RegTAP-1.1 & ADQL-2.1 - the ILIKE concerns

Markus Demleitner msdemlei at ari.uni-heidelberg.de
Mon Aug 12 10:10:14 CEST 2019


Dear Colleagues,

[Reformatting a bit towards inline quoting, which I'd still highly
prefer, as it makes responses (and reading) quite a bit simpler]

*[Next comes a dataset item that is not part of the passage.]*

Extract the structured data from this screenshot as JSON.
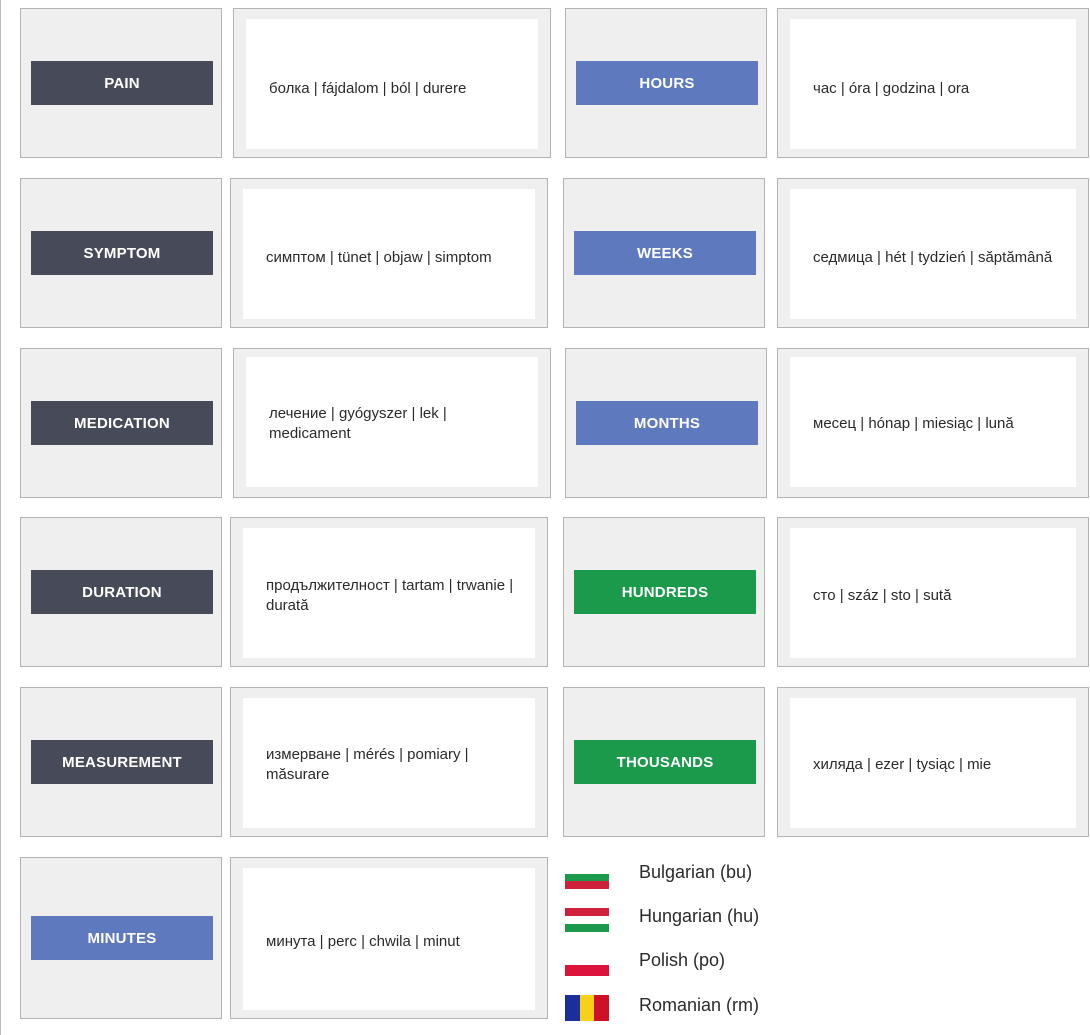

> On Thu, 8 Aug 2019, Molinaro, Marco wrote:
> > As things currently stand, there's the risk RegTAP controls ADQL behaviour
> > of ILIKE or that ADQL can break RegTAP when/if changing ILIKE definition.
> >
> > Proposed solution is to re-instate the ivo_nocasematch in RegTAP,
> > decoupling the specifications and releasing the two issues above in one
> > shot.
> >
> From: Mark Taylor <M.B.Taylor at bristol.ac.uk>
> Sent: Thursday, August 8, 2019 5:02:12 AM
> To: Molinaro, Marco
> I am all in favour of your suggestion.  As far as I can see the move
> to ILIKE in RegTAP is really just a bit of tidying up that can harmlessly
> be omitted or deferred if the interaction with ADQL 2.1 is potentially
> problematic (which it seems it may be).  I'm not aware that ILIKE does
> anything that ivo_nocasematch does not.  From an implementation point

Ok -- I can't say I'm overly happy that once ADQL 2.1 is there,
there'll be two pieces of syntax that are essentially guaranteed to
do the same thing within what ADQL can guarantee in the first place,
but it's a minor thing overall, and I give you it's a bit awkward
to cite a standard that's still under consideration.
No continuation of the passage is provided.